A Cabinet minister has been forced to apologise for the Government's botched handling of the national grooming gangs' inquiry. Four survivors have now walked away, fearing the probe is being quietly diluted to include other forms of child sexual abuse. But the person who really owes an apology is the woman leading it: Jess Phillips.
Yes, that Jess Phillips: Labour's straight-talking, no-nonsense Brummie, unafraid to say what others are too timid to say. A self-styled champion of women and girls; the patron saint of "believe all women". For years, she built a reputation as Westminster's conscience on violence against women - and a politician who actually cared.
Yet here she is, at the centre of an inquiry that survivors themselves are calling a cover-up, accused of misleading Parliament and publicly undermining one of the women she was meant to protect. The irony stinks to high heaven. The inquiry, meant to shine a light on decades of institutional failure, is instead exposing a newer kind of moral rot. And it's one dressed up in the language of progress.
Jess Phillips, the same woman who made a career out of demanding that we "believe women", is now presiding over an inquiry that's done the exact opposite. And the tragedy is that I once believed her. I thought her passion for women's safety was genuine. But, as ever, conviction in Labour's moral order comes with an asterisk. It's easy to "believe all women", until the women in question are working-class, white, northern, and brutalised by Pakistani-heritage grooming gangs. Suddenly, the slogans lose their sparkle.
Two of the four victims who have since resigned, Fiona Goddard and Ellie-Ann Reynolds, said the inquiry created a "toxic environment", that the process "felt like a cover-up," and officials used "condescending and controlling language". These are women who survived unimaginable abuse, only to relive the trauma of not being believed - this time by the very people tasked with securing justice.
Their frustration is justified. Phillips told Parliament that claims of broadening the inquiry's remit were "untrue". Yet leaked consultation papers asked participants whether the inquiry should take a "broader approach". Victims had even texted her about this. She denied it anyway. To be accused of lying by a government minister, when your entire teenage life was defined by being disbelieved, is the ultimate betrayal.
Phillips's defenders say she's in a difficult position, under pressure to balance sensitivity and political risk. But it's worth remembering that this is the same woman who faced heckling from pro-Gaza activists at her election count last year, and who narrowly avoided losing her own seat. I wonder how amenable her constituents would be to the idea of "believing all women".
Let's be honest: if the perpetrators at the heart of this inquiry had been white, posh boys from Chelsea rather than men of Pakistani heritage, Jess Phillips would've been all over it like a rash. There would be panels, documentaries, and tearful Commons statements about "toxic masculinity". But the moral calculus changes when racial optics get messy. Suddenly, the great feminist truth-teller starts tiptoeing around the facts.
The grooming gang crisis was never simply about race; it was about cowardice, denial, and class contempt. Thousands of vulnerable girls - poor, white, often from broken homes - were ignored by police and social workers, terrified of being labelled racist. That paralysis allowed predators to thrive. And now, with Phillips in charge, the cycle of disbelief is repeating itself under the banner of progressivism. It's as though institutional fear has been replaced by institutional spin.

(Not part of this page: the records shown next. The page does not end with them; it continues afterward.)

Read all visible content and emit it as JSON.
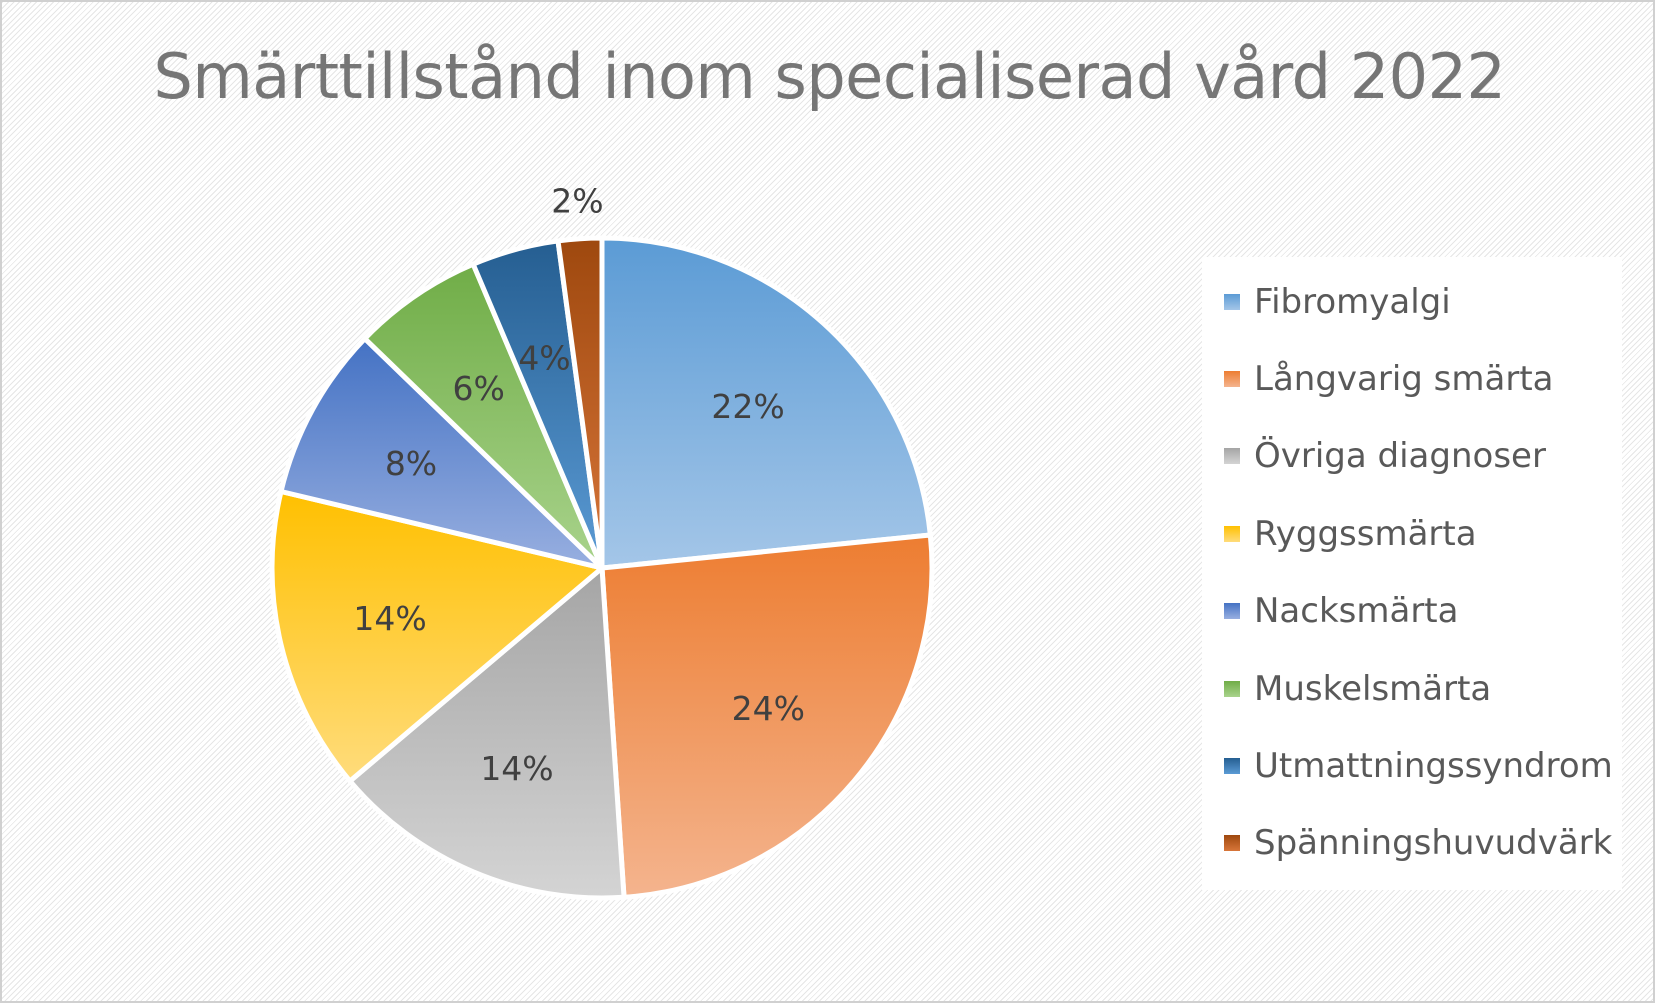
{
  "chart_data": {
    "type": "pie",
    "title": "Smärttillstånd inom specialiserad vård 2022",
    "legend_position": "right",
    "categories": [
      "Fibromyalgi",
      "Långvarig smärta",
      "Övriga diagnoser",
      "Ryggssmärta",
      "Nacksmärta",
      "Muskelsmärta",
      "Utmattningssyndrom",
      "Spänningshuvudvärk"
    ],
    "values": [
      22,
      24,
      14,
      14,
      8,
      6,
      4,
      2
    ],
    "data_labels": [
      "22%",
      "24%",
      "14%",
      "14%",
      "8%",
      "6%",
      "4%",
      "2%"
    ],
    "colors": [
      [
        "#5b9bd5",
        "#a4c6e8"
      ],
      [
        "#ed7d31",
        "#f4b48e"
      ],
      [
        "#a5a5a5",
        "#d4d4d4"
      ],
      [
        "#ffc000",
        "#ffdc7c"
      ],
      [
        "#4472c4",
        "#98afe0"
      ],
      [
        "#70ad47",
        "#a9d38c"
      ],
      [
        "#255e91",
        "#5b9bd5"
      ],
      [
        "#9e480e",
        "#d8763a"
      ]
    ]
  }
}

To be clear, this isn't about political point-scoring. It's about accountability, and who really counts as a victim in modern Britain. Phillips once mocked the Tories for lacking empathy; yet here she is, accused of misleading Parliament and belittling survivors. She may not have dipped into donors' cookie jars or underpaid on her property taxes like some of her colleagues, but she's proving every bit as untrustworthy. Forget two-tier Keir. This is two-face Jess.

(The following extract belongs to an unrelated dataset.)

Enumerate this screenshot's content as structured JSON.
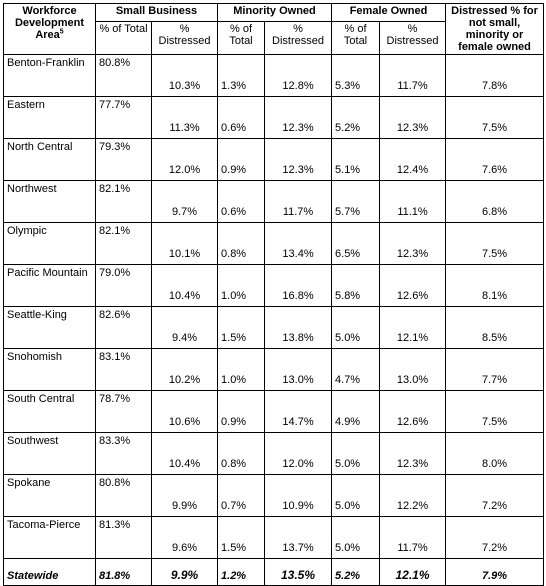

No one is really surprised, though. Keir Starmer, who smeared those demanding an inquiry as "jumping on the bandwagon of the far right", only authorised it because the political cost of ignoring it became untenable.

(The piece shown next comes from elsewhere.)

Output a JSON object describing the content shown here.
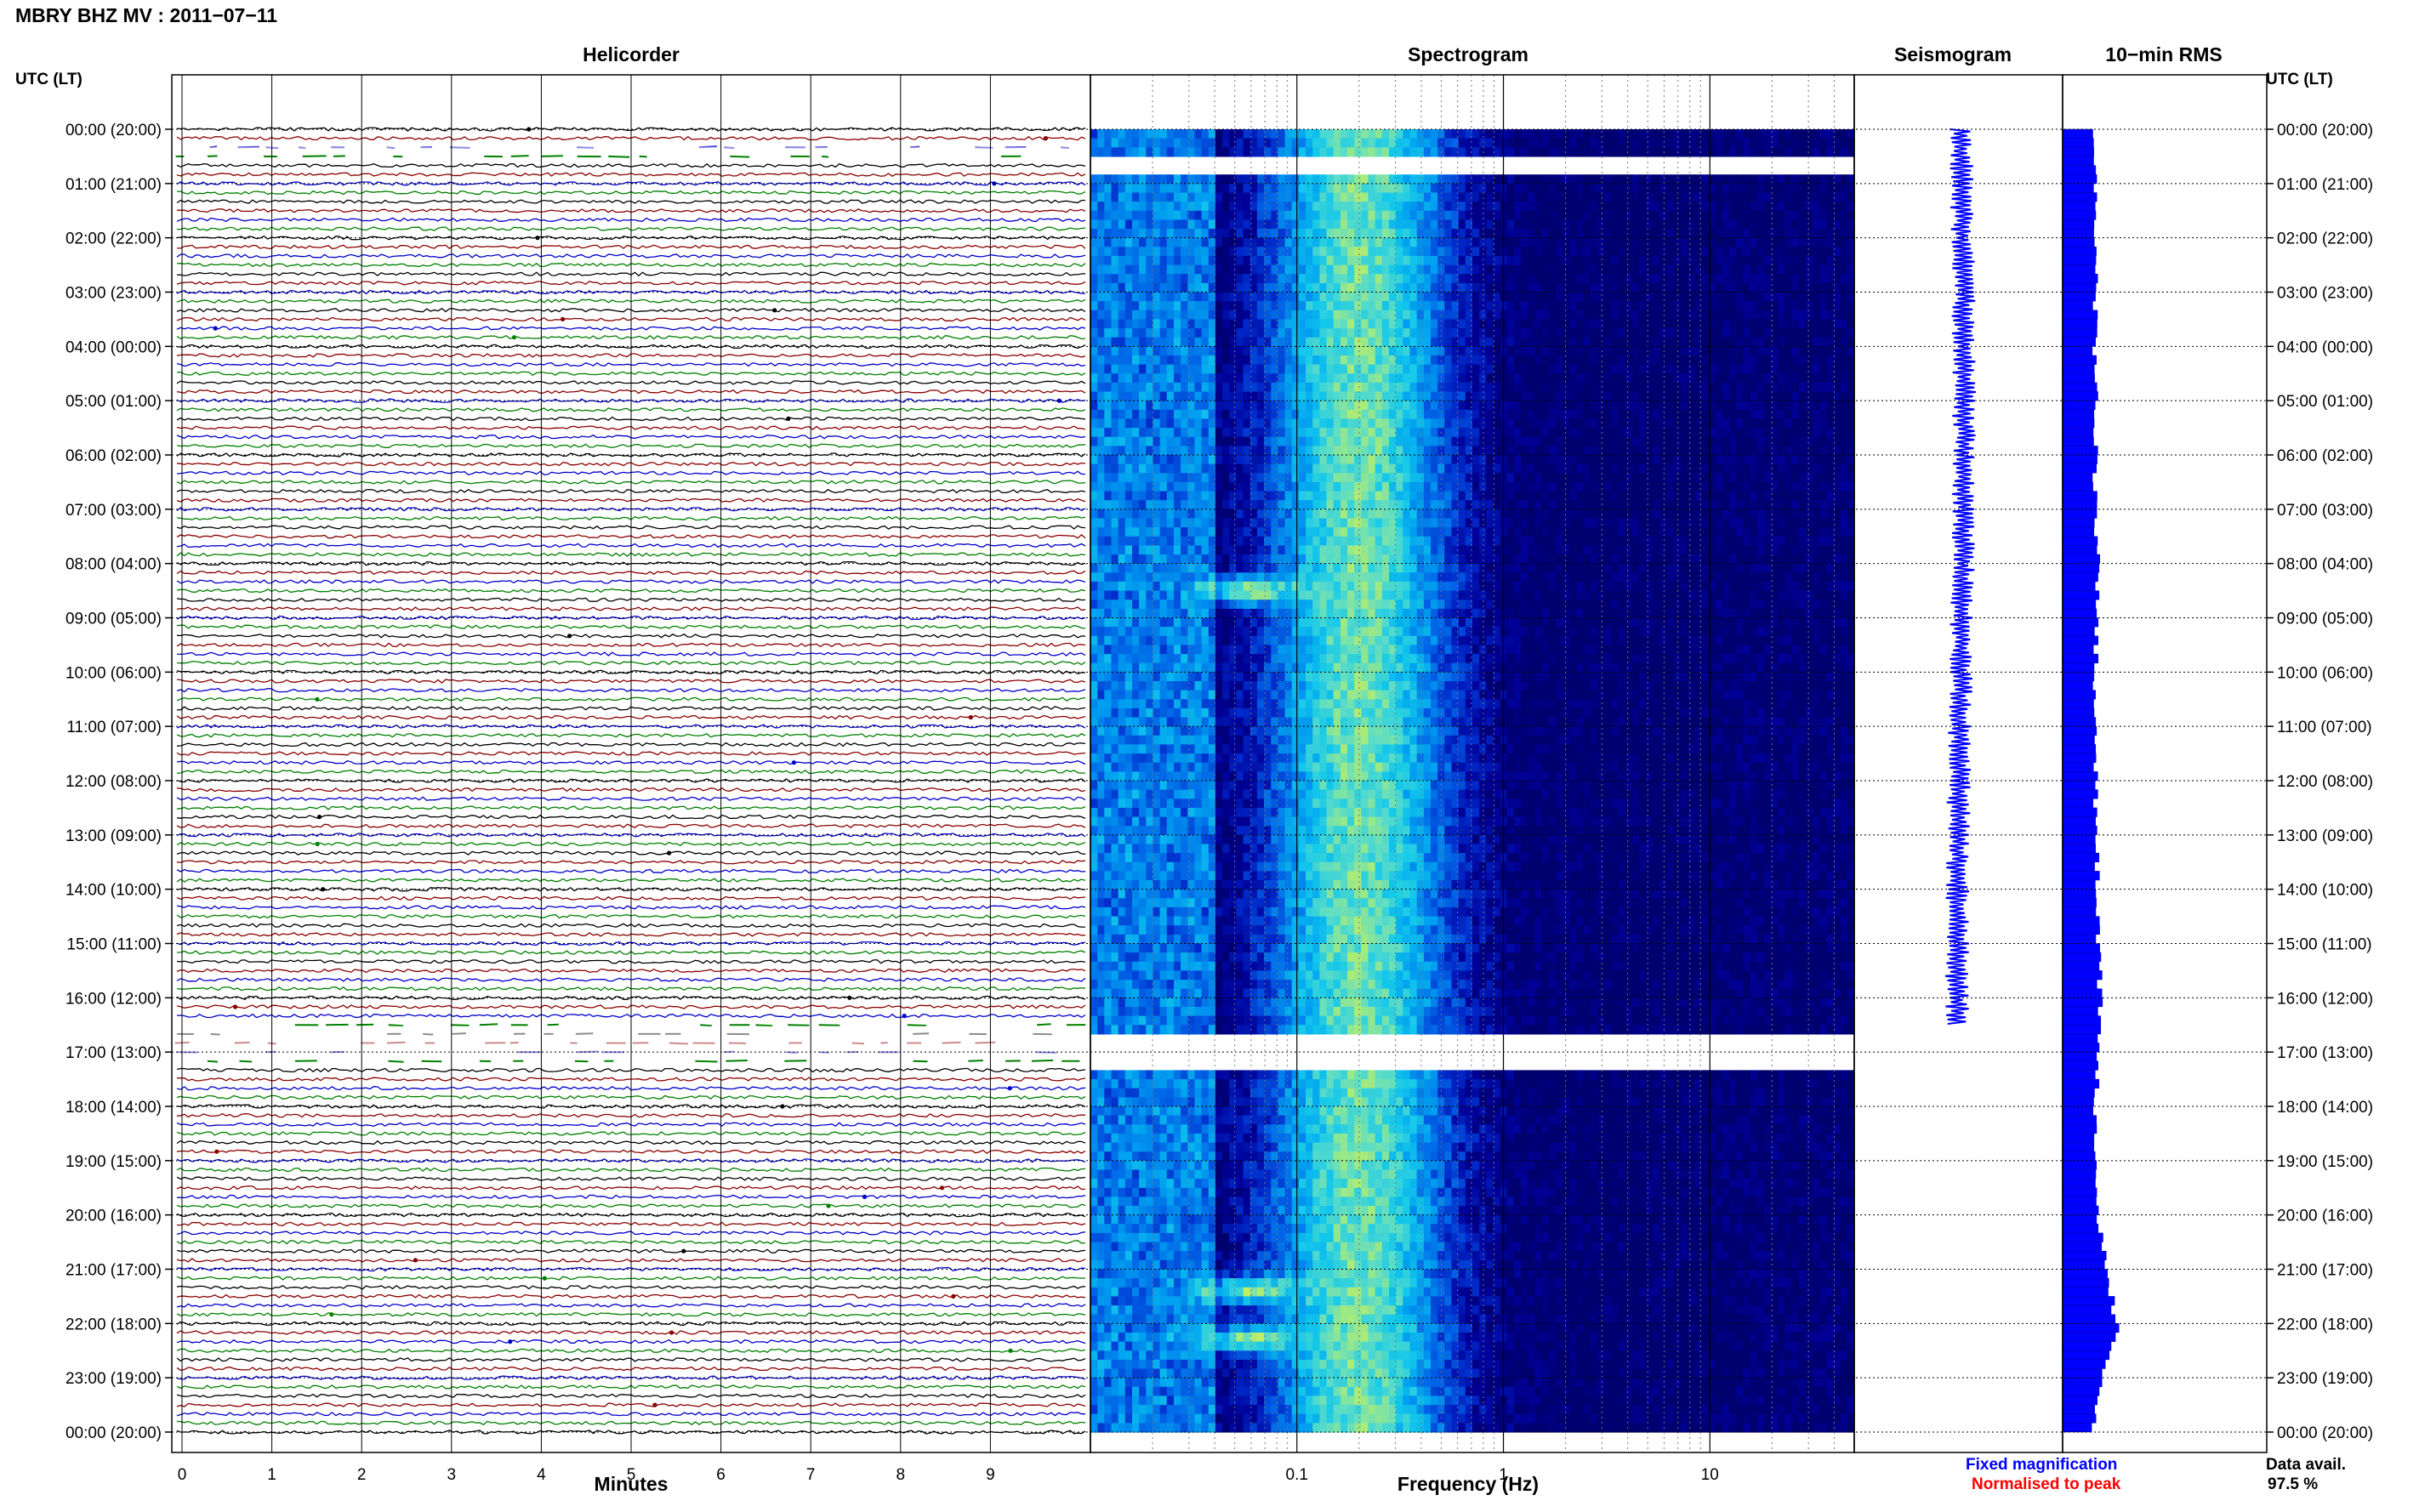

In the end, the survivors' exodus says it all. They wanted justice. They got bureaucracy. They wanted truth. They got Jess Phillips. Britain's grooming gang victims have spent decades being told to shut up for the sake of community cohesion. Now they're being told to smile for the sake of political optics.
If Phillips had an ounce of the integrity she once preached, she'd step down and let someone with genuine moral conviction lead this inquiry. Because right now, the only thing being laid bare is the hypocrisy of those who claim to care.